The Australian Government should either follow the Dutch example and withdraw our forces, or prove that Australia is a responsible participant in the international intervention, — that our ambition is to fix the problem rather than simply accumulate credit with the Americans. Failure to do this is both an international shame and a betrayal of our troops.
[…] James Farrell at Club Troppo review the occupation and the military violence promulgated primarily the American Government in terms of strategy, noting that Obama missed an opportunity to get out. Now he is saddled with a war and the deaths of 1000 American soldiers – never mind the Pastuns and others, who actually live there. Possibly related posts: (automatically generated)WAR AGAINST TERRORISTS?COSTS OF WARPAKISTAN REFUGEESThis is the Place, Now is the Time […]
Australia is only staying to make yet another down payment for protection from a future invasion from the north.
And that’s what we’ve been doing ever since Federation. It’s what Gallipoli was about, and it’s what Afghanistan is about. It never occurs to our DFAT geniuses that:
1) The insurance premiums are consistently painful precisely because our insurer only ever collects them when needed. The very fact that our political services are asked for is fairly good evidence that they can’t easily do the job on their own, and so the job has a good chance of turning out badly. The Yanks didn’t want help with Granada, they did with Vietnam.

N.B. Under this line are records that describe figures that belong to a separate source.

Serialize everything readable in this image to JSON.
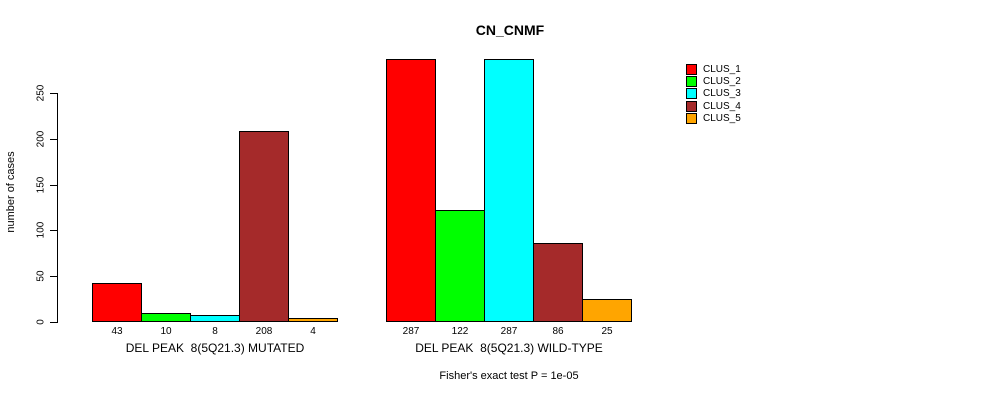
{
  "chart_data": {
    "type": "bar",
    "title": "CN_CNMF",
    "ylabel": "number of cases",
    "xlabel": "",
    "ylim": [
      0,
      287
    ],
    "yticks": [
      0,
      50,
      100,
      150,
      200,
      250
    ],
    "grid": false,
    "legend_position": "right",
    "series": [
      {
        "name": "CLUS_1",
        "color": "#FF0000"
      },
      {
        "name": "CLUS_2",
        "color": "#00FF00"
      },
      {
        "name": "CLUS_3",
        "color": "#00FFFF"
      },
      {
        "name": "CLUS_4",
        "color": "#A52A2A"
      },
      {
        "name": "CLUS_5",
        "color": "#FFA500"
      }
    ],
    "groups": [
      {
        "label": "DEL PEAK  8(5Q21.3) MUTATED",
        "values": [
          43,
          10,
          8,
          208,
          4
        ]
      },
      {
        "label": "DEL PEAK  8(5Q21.3) WILD-TYPE",
        "values": [
          287,
          122,
          287,
          86,
          25
        ]
      }
    ],
    "bar_value_labels_shown": true,
    "annotation": "Fisher's exact test P = 1e-05",
    "colors": {
      "background": "#FFFFFF",
      "axis": "#000000",
      "bar_border": "#000000"
    }
  }
}
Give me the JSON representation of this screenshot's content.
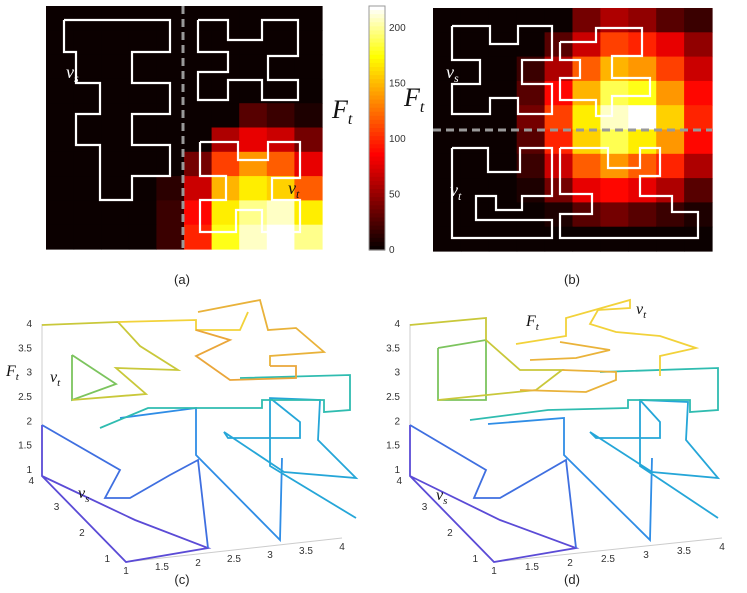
{
  "chart_data": [
    {
      "type": "heatmap",
      "caption": "(a)",
      "grid": {
        "rows": 10,
        "cols": 10
      },
      "values": [
        [
          0,
          0,
          0,
          0,
          0,
          0,
          0,
          0,
          0,
          0
        ],
        [
          0,
          0,
          0,
          0,
          0,
          0,
          0,
          0,
          0,
          0
        ],
        [
          0,
          0,
          0,
          0,
          0,
          0,
          0,
          0,
          0,
          0
        ],
        [
          0,
          0,
          0,
          0,
          0,
          0,
          0,
          0,
          0,
          0
        ],
        [
          0,
          0,
          0,
          0,
          0,
          0,
          0,
          30,
          20,
          10
        ],
        [
          0,
          0,
          0,
          0,
          0,
          0,
          60,
          80,
          70,
          40
        ],
        [
          0,
          0,
          0,
          0,
          0,
          40,
          110,
          140,
          120,
          80
        ],
        [
          0,
          0,
          0,
          0,
          15,
          70,
          150,
          170,
          160,
          120
        ],
        [
          0,
          0,
          0,
          0,
          20,
          90,
          170,
          200,
          210,
          170
        ],
        [
          0,
          0,
          0,
          0,
          20,
          100,
          180,
          210,
          220,
          200
        ]
      ],
      "divider": "vertical-dashed",
      "labels": {
        "source": "v",
        "source_sub": "s",
        "target": "v",
        "target_sub": "t"
      },
      "side_label": {
        "main": "F",
        "sub": "t"
      },
      "colorbar": {
        "min": 0,
        "max": 220,
        "ticks": [
          0,
          50,
          100,
          150,
          200
        ]
      }
    },
    {
      "type": "heatmap",
      "caption": "(b)",
      "grid": {
        "rows": 10,
        "cols": 10
      },
      "values": [
        [
          0,
          0,
          0,
          0,
          0,
          40,
          60,
          50,
          30,
          20
        ],
        [
          0,
          0,
          0,
          0,
          30,
          70,
          110,
          100,
          80,
          50
        ],
        [
          0,
          0,
          0,
          20,
          60,
          120,
          150,
          140,
          110,
          70
        ],
        [
          0,
          0,
          0,
          30,
          90,
          150,
          190,
          180,
          140,
          90
        ],
        [
          0,
          0,
          0,
          40,
          110,
          170,
          210,
          220,
          160,
          100
        ],
        [
          0,
          0,
          0,
          30,
          100,
          160,
          190,
          170,
          140,
          90
        ],
        [
          0,
          0,
          0,
          20,
          70,
          120,
          140,
          120,
          100,
          60
        ],
        [
          0,
          0,
          0,
          10,
          40,
          80,
          90,
          80,
          60,
          30
        ],
        [
          0,
          0,
          0,
          0,
          10,
          30,
          40,
          30,
          20,
          10
        ],
        [
          0,
          0,
          0,
          0,
          0,
          0,
          0,
          0,
          0,
          0
        ]
      ],
      "divider": "horizontal-dashed",
      "labels": {
        "source": "v",
        "source_sub": "s",
        "target": "v",
        "target_sub": "t"
      },
      "side_label": {
        "main": "F",
        "sub": "t"
      }
    },
    {
      "type": "line",
      "caption": "(c)",
      "x_ticks": [
        "1",
        "1.5",
        "2",
        "2.5",
        "3",
        "3.5",
        "4"
      ],
      "y_ticks": [
        "1",
        "2",
        "3",
        "4"
      ],
      "z_ticks": [
        "1",
        "1.5",
        "2",
        "2.5",
        "3",
        "3.5",
        "4"
      ],
      "zlim": [
        1,
        4
      ],
      "labels": {
        "source": "v",
        "source_sub": "s",
        "target": "v",
        "target_sub": "t",
        "axis": "F",
        "axis_sub": "t"
      }
    },
    {
      "type": "line",
      "caption": "(d)",
      "x_ticks": [
        "1",
        "1.5",
        "2",
        "2.5",
        "3",
        "3.5",
        "4"
      ],
      "y_ticks": [
        "1",
        "2",
        "3",
        "4"
      ],
      "z_ticks": [
        "1",
        "1.5",
        "2",
        "2.5",
        "3",
        "3.5",
        "4"
      ],
      "zlim": [
        1,
        4
      ],
      "labels": {
        "source": "v",
        "source_sub": "s",
        "target": "v",
        "target_sub": "t",
        "axis": "F",
        "axis_sub": "t"
      }
    }
  ]
}
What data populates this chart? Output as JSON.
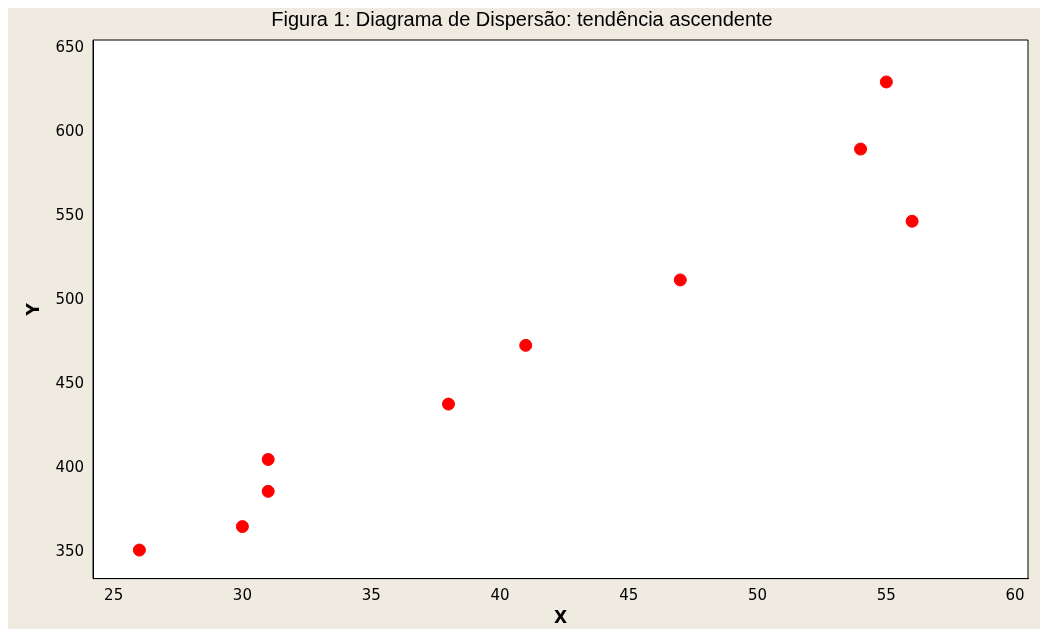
{
  "chart_data": {
    "type": "scatter",
    "title": "Figura 1: Diagrama de Dispersão: tendência ascendente",
    "xlabel": "X",
    "ylabel": "Y",
    "series": [
      {
        "color": "#ff0000",
        "x": [
          26,
          30,
          31,
          31,
          38,
          41,
          47,
          54,
          55,
          56
        ],
        "values": [
          351,
          365,
          386,
          405,
          438,
          473,
          512,
          590,
          630,
          547
        ]
      }
    ],
    "xlim": [
      24.2,
      60.5
    ],
    "xticks": [
      25,
      30,
      35,
      40,
      45,
      50,
      55,
      60
    ],
    "ylim": [
      334,
      655
    ],
    "yticks": [
      350,
      400,
      450,
      500,
      550,
      600,
      650
    ],
    "grid": false,
    "legend": false,
    "marker": "circle"
  }
}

2) Gratitude for past sycophancy not being a feature of international affairs, our insurers will pay up if it suits them at the time and only if it suits them. Whether our premiums are up to date or not will be irrelevant.
On the bright side, Australia sent such a small number of troops, at least we won’t go broke fighting. In addition, because they’re there for political reasons, no doubt they’ll be kept in less dangerous positions.